Herbrechtingen / HZ Nachdem die weibliche Pappmaché-Figur von Anna Anneo-Rabus den Herbst nicht überlebt hat, gibt es nun einen männlichen Nachfolger aus robusterem PU-Schaum.

Exakt ein Jahr ist es jetzt her, als Berta an die Brenz kam. Die von Anna Anneo-Rabus selbstgemachte Pappmaché-Badenixe mit der bunt gesprenkelten Badekappe und dem blau-rot gestreiften Badeanzug zauberte Passanten im Stadtpark regelmäßig ein Lächeln ins Gesicht.
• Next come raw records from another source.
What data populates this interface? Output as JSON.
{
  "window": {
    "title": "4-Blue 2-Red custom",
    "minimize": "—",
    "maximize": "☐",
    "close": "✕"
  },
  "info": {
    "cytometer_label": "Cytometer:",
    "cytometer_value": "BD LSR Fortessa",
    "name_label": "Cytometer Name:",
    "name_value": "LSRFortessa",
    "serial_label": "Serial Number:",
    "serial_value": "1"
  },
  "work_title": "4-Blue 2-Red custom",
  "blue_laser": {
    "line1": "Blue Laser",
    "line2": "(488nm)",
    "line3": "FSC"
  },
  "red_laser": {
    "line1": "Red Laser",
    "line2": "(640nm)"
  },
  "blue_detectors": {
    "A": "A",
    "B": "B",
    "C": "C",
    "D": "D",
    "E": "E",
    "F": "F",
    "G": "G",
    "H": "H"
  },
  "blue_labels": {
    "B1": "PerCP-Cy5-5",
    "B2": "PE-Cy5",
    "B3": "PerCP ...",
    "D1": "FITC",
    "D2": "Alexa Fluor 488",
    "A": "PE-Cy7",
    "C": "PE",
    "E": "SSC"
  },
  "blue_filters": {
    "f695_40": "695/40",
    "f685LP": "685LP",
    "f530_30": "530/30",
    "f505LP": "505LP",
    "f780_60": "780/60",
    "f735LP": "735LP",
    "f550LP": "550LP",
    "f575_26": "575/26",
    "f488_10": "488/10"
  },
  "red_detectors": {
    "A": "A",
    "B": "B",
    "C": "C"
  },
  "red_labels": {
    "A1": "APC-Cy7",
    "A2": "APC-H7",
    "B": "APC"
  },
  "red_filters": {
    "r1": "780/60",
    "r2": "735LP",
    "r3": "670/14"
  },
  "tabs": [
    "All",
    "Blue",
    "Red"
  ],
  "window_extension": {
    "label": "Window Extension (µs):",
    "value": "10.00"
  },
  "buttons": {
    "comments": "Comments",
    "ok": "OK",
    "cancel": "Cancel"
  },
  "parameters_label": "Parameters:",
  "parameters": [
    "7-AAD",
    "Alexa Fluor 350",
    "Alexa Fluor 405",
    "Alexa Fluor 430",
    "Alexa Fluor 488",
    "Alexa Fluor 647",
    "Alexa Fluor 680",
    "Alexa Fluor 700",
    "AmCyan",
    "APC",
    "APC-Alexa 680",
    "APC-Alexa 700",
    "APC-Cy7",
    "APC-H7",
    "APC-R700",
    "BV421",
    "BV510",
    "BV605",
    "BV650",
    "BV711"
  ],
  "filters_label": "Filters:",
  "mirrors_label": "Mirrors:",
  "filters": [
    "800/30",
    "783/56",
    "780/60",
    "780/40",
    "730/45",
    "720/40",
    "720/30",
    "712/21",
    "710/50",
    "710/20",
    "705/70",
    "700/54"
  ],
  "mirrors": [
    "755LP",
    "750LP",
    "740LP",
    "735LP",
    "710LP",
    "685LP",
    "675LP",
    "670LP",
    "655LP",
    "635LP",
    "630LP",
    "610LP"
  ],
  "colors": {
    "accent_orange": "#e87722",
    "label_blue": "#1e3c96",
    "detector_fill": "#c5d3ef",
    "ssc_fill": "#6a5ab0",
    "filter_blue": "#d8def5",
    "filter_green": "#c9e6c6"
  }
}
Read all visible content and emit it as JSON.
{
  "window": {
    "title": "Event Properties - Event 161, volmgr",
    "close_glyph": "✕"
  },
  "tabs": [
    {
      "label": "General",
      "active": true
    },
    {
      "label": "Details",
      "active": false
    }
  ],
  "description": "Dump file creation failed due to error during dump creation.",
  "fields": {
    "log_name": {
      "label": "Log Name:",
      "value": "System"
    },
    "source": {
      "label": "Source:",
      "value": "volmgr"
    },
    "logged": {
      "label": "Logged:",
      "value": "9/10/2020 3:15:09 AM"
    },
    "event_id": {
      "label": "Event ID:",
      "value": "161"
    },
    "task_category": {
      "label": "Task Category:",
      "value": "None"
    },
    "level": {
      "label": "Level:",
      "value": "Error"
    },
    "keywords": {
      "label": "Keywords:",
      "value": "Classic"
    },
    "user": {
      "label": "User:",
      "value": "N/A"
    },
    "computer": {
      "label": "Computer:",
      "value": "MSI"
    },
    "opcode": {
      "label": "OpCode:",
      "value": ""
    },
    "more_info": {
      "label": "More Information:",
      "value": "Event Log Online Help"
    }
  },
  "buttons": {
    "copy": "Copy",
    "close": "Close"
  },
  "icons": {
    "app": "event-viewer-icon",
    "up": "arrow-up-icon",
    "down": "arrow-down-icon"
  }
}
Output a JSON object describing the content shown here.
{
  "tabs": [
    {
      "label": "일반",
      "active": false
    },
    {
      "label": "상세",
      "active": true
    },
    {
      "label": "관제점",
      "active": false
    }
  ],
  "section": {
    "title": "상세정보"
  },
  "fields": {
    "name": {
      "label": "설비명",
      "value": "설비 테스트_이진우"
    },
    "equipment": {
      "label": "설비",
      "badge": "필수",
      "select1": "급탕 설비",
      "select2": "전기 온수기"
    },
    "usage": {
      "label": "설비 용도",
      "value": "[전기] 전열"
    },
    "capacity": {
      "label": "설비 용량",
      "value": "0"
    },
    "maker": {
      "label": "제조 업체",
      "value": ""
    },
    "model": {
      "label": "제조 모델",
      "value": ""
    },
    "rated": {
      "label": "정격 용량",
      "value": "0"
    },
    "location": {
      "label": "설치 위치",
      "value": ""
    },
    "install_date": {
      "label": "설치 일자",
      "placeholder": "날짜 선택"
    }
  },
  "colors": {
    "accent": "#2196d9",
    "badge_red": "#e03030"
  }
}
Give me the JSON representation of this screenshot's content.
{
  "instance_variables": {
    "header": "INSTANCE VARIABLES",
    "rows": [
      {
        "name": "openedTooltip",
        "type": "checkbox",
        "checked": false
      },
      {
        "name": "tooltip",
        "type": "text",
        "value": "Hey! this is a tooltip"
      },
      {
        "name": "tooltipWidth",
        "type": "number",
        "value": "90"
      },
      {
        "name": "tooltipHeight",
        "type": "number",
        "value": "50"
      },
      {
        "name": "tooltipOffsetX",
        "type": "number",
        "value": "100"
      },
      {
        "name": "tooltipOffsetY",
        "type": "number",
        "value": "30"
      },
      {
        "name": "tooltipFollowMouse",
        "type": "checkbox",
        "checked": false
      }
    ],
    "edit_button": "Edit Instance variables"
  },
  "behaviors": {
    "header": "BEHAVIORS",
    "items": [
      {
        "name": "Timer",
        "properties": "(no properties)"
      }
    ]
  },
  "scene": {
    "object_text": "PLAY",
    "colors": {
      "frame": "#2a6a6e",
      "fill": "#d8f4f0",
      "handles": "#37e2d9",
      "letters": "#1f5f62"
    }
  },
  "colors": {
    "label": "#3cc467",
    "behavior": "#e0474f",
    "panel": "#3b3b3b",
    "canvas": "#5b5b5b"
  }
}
Doch Berta hat den Herbst an ihrem Standort am Ufer gegenüber des Spielplatzes nicht überlebt. Das Material war für draußen ungeeignet.

Doch ohne Berta war es ihrer Macherin dann doch zu trist und langweilig. Auch andere Menschen schienen Berta zu vermissen, so Anneo-Rabus, und fragten bei ihr nach, wann es denn ein neues Projekt geben werde. Damit stand fest, leer kann das Brenzufer nicht bleiben.

„Gemeinsam mit meinem Mann habe ich mich dann erstmal über das passende Material informiert. Dieses Mal sollte die Figur auch wasserfest sein.“ Das Paar entschied sich schließlich für Polyurethan-Schaum. Das Grundgestell wurde, wie bei Berta auch, wieder aus Draht geformt. Danach kam der PU-Schaum drauf, etwas Gips, anschließend Farbe und Lack. Der Körper sitzt auf Styropor und in einem Schwimmreifen.

Natürlich bekam auch diese Figur wieder einen Namen: Egon von der Brenz. „Das hat einfach irgendwie gepasst. Außerdem kennen wir niemanden, der so heißt und dem wir damit zu nahe treten können“, sagt Anneo-Rabus schmunzelnd.

Künstlerwechsel

„Beim Fertigen habe ich allerdings schnell gemerkt, dass ich mit dem Material irgendwie nicht glücklich bin. Das war mir zu klebrig“, räumt die Künstlerin ein. Ihr Mann Gerhard Rabus war es am Ende, der die Sache in die Hand nahm und sich hingebungsvoll um Egons Fertigstellung kümmerte.

Seit Ende April schwimmt Egon nun genüsslich in der Brenz und auch das gewählte Material macht sich bisher gut. Wie Anneo-Rabus berichtet, freuen sich die Menschen, die im Stadtpark spazieren gehen, wenn sie Egon entdecken. „Die Enten und Schwäne haben sich inzwischen auch an ihn gewöhnt“, sagt sie freudig.

Dass Egon im kommenden Jahr Gesellschaft bekommt, ist ebenfalls nicht ausgeschlossen. „Was genau es wird, weiß ich noch nicht. Aber auf der Plattform könnte ich mir eine Nana-Figur oder zwei spielende Kinder ganz gut vorstellen.“

Niki de Saint Phalle als Vorbild

Anna Anneo-Rabus ist fasziniert von den „Nanas“ der französischen Künstlerin Niki de Saint Phalle. Die knallbunten Frauenfiguren mit ihren ausladenden Rundungen inspirieren die Herbrechtingerin immer wieder zu eigenen Figuren, wie eben Berta und Egon.

Niki de Saint Phalle jedenfalls formte ihre Nanas ab 1964 und wurde durch sie international bekannt. Mit den abstrahierten, verspielten, bunten, weiblichen Figuren setzte sich die Künstlerin auf ihre Weise mit der Rolle der Frau auseinander. 1968 wurden die Nanas in einer Ausstellung im Museum of Modern Art in New York gezeigt, zahlreiche weitere Ausstellungen folgten.